- St. James and Our Lady of the Pillar Cathedral
- Location: Bata
- Country: Equatorial Guinea
- Denomination: Roman Catholic Church

Administration
- Diocese: Roman Catholic Diocese of Bata

= St. James and Our Lady of the Pillar Cathedral, Bata =

The St. James and Our Lady of the Pillar Cathedral (Catedral de Santiago y Nuestra Señora del Pilar de Bata or Catedral de Bata) or Cathedral of Bata and more formally Cathedral of St. James Apostle and Our Lady of the Pillar is a religious building that is part of the Catholic Church and serves as one of the three cathedrals that exist in the African country of Equatorial Guinea.

==History==
St. James and Our Lady of the Pillar Cathedral is located in Bata in the Litoral province in the continental region, follows the Latin rite and was consecrated in 1954. It is the seat of the Diocese of Bata (Dioecesis Bataensis) and its bishop is Juan Matogo Oyana.
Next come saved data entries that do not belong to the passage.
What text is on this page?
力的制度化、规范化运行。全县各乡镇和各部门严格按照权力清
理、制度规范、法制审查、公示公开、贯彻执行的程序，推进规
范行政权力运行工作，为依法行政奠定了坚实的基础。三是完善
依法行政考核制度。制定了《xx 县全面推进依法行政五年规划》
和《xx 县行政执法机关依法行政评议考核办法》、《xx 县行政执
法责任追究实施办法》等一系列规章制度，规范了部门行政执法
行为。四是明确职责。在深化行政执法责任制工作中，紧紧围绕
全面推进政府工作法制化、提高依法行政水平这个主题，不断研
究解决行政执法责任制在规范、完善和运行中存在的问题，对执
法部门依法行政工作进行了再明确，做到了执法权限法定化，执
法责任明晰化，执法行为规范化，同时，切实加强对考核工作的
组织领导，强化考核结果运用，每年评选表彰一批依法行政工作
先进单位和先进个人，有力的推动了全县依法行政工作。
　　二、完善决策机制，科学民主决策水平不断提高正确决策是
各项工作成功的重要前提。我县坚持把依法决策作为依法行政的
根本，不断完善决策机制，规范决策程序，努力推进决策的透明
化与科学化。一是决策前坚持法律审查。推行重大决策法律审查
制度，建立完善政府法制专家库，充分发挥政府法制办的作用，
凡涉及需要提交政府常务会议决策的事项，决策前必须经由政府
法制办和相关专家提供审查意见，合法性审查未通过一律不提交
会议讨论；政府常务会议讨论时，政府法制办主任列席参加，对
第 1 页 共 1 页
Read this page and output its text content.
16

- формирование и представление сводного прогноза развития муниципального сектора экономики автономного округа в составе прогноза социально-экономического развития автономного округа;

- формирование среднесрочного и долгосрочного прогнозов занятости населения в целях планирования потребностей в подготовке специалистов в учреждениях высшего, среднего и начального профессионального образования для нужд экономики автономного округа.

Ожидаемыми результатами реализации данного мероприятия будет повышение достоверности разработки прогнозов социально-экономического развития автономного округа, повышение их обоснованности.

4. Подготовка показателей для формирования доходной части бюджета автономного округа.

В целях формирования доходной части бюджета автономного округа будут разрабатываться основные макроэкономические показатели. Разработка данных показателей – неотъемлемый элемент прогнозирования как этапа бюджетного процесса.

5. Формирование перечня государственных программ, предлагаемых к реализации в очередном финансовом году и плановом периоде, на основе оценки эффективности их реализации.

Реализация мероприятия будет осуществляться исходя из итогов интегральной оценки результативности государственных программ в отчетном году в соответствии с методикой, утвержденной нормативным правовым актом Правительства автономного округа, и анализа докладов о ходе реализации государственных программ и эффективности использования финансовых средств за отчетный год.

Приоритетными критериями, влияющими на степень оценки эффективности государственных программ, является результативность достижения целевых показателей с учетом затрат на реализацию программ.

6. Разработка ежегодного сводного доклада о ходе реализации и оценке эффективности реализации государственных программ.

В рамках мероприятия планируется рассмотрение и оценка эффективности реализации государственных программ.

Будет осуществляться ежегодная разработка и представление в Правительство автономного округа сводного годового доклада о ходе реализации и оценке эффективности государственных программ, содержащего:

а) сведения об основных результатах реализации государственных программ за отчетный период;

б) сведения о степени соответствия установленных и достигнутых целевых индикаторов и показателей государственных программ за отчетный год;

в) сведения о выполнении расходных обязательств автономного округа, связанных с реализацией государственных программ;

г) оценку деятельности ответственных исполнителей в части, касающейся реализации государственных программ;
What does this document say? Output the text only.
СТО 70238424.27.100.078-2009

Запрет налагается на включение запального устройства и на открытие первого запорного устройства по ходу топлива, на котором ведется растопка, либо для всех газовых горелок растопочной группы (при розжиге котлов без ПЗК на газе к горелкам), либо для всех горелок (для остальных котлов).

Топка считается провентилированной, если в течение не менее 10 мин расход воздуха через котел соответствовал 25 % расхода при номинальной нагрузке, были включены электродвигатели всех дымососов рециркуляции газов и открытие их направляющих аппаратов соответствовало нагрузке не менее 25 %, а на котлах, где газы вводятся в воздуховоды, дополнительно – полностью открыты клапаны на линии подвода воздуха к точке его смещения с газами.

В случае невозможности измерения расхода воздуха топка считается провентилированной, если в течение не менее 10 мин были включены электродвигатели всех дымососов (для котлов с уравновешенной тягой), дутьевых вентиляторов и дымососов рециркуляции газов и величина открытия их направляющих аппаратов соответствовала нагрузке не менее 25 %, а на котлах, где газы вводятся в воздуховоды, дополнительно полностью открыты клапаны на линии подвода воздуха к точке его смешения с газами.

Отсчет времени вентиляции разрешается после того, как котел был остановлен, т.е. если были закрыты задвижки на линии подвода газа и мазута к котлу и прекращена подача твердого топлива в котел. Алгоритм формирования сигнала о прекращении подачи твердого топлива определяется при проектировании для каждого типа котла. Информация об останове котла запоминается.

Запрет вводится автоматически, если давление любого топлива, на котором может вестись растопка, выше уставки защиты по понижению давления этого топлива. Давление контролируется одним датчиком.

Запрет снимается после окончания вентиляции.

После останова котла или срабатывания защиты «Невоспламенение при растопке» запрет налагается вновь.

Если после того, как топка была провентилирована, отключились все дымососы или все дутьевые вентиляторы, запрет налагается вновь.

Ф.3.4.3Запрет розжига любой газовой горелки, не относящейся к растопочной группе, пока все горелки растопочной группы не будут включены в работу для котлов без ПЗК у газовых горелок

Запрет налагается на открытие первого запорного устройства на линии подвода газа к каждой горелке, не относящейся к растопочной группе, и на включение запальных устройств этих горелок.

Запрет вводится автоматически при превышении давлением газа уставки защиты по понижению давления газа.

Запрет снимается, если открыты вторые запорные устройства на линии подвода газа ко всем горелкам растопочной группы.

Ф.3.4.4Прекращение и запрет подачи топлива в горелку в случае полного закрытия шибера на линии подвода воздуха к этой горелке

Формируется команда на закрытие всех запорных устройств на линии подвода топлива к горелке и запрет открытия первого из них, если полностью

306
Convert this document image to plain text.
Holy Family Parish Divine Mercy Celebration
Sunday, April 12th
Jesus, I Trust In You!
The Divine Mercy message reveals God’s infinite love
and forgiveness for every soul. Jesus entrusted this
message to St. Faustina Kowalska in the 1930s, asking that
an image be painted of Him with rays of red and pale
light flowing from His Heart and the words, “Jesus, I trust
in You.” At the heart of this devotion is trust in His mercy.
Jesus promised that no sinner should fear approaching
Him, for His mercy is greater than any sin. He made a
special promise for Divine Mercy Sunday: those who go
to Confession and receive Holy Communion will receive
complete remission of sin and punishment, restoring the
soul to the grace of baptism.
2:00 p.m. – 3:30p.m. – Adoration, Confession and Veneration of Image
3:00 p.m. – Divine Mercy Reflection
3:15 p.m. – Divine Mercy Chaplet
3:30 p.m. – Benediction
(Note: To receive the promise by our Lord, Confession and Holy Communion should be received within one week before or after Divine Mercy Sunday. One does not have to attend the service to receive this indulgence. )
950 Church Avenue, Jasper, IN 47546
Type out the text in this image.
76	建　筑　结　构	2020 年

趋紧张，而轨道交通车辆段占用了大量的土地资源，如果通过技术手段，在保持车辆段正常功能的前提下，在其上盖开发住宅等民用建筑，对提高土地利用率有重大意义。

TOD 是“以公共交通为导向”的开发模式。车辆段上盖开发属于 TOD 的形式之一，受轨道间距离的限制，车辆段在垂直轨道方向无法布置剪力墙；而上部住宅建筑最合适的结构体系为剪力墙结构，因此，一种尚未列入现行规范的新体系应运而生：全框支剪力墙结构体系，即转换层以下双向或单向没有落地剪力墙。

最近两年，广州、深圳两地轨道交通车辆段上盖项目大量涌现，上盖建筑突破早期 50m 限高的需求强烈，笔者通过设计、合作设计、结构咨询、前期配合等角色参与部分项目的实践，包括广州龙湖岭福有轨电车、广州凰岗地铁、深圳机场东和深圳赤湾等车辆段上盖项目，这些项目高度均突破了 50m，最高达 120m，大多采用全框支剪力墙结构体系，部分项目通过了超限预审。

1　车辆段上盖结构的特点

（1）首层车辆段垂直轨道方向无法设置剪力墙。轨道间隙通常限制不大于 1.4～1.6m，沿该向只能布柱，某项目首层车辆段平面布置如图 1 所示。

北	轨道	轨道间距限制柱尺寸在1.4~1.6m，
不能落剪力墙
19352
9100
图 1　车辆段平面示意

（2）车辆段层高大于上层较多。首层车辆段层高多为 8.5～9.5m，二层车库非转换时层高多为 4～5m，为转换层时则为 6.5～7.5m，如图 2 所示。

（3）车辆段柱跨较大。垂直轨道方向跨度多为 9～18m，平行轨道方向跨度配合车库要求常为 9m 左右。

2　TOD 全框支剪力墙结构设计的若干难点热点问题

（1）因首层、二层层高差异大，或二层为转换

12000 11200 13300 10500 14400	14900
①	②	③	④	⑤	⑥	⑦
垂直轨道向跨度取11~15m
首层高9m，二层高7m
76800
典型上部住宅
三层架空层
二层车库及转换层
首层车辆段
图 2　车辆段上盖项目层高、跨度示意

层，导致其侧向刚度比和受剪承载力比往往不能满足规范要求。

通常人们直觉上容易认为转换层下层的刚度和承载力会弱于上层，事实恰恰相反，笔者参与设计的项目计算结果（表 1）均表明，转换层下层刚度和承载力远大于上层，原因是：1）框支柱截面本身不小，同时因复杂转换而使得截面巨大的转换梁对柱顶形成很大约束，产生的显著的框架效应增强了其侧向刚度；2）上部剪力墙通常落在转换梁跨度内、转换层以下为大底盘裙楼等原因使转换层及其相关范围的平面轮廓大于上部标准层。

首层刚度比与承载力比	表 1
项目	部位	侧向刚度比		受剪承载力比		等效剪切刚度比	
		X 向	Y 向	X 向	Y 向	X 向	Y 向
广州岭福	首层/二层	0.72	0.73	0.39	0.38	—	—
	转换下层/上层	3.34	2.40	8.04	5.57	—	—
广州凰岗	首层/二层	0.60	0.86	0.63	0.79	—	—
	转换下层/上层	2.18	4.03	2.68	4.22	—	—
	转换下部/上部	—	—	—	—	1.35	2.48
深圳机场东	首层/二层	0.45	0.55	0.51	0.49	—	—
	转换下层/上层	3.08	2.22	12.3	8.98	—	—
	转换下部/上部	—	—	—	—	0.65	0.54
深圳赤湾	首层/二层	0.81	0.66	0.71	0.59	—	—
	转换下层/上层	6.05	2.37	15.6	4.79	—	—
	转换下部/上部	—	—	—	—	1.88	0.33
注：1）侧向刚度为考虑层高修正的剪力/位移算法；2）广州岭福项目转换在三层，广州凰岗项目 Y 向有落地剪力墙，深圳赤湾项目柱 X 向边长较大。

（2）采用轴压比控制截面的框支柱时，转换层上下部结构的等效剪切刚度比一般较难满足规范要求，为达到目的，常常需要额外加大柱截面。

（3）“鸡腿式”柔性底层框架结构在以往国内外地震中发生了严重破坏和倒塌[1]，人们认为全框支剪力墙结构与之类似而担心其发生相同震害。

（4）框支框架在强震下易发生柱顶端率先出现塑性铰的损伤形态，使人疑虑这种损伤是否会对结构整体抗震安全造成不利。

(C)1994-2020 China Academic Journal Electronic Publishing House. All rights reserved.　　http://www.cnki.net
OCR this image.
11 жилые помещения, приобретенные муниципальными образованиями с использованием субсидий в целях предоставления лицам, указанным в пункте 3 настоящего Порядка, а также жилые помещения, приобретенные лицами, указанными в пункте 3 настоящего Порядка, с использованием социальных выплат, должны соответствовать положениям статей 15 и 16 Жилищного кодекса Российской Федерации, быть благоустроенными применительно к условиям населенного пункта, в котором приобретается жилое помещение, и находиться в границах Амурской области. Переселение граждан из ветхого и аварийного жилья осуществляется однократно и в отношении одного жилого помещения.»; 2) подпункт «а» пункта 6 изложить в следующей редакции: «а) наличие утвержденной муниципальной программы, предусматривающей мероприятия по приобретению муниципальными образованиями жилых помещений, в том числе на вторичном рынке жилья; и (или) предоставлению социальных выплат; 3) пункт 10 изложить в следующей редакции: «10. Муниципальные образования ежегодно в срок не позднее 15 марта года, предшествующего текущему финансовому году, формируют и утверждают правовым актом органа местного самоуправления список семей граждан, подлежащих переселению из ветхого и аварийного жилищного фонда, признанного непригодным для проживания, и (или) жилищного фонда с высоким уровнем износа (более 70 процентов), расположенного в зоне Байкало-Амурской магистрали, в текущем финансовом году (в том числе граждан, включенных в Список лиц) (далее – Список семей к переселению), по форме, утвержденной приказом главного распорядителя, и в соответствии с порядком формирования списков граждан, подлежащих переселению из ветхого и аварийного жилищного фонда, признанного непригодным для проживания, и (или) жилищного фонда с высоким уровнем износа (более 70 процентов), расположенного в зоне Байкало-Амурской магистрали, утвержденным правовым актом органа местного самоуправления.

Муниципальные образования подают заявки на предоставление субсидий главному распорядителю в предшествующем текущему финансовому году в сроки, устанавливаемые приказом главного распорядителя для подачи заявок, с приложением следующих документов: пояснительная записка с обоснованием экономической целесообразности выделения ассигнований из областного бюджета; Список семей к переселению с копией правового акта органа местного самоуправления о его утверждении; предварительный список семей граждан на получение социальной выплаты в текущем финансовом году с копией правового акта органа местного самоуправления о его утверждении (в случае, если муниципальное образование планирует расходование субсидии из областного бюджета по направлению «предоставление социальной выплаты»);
Its architecture is neo-Gothic work of several missionaries. The works for its construction began in 1951 and culminated on December 8, 1954, during the time of the Spanish rule.

In 2000 renovation work began with the support of the government of Equatorial Guinea, and was completed in 2005.

Its historical and architectural value is included in the list of national heritage monuments (patrimonio nacional).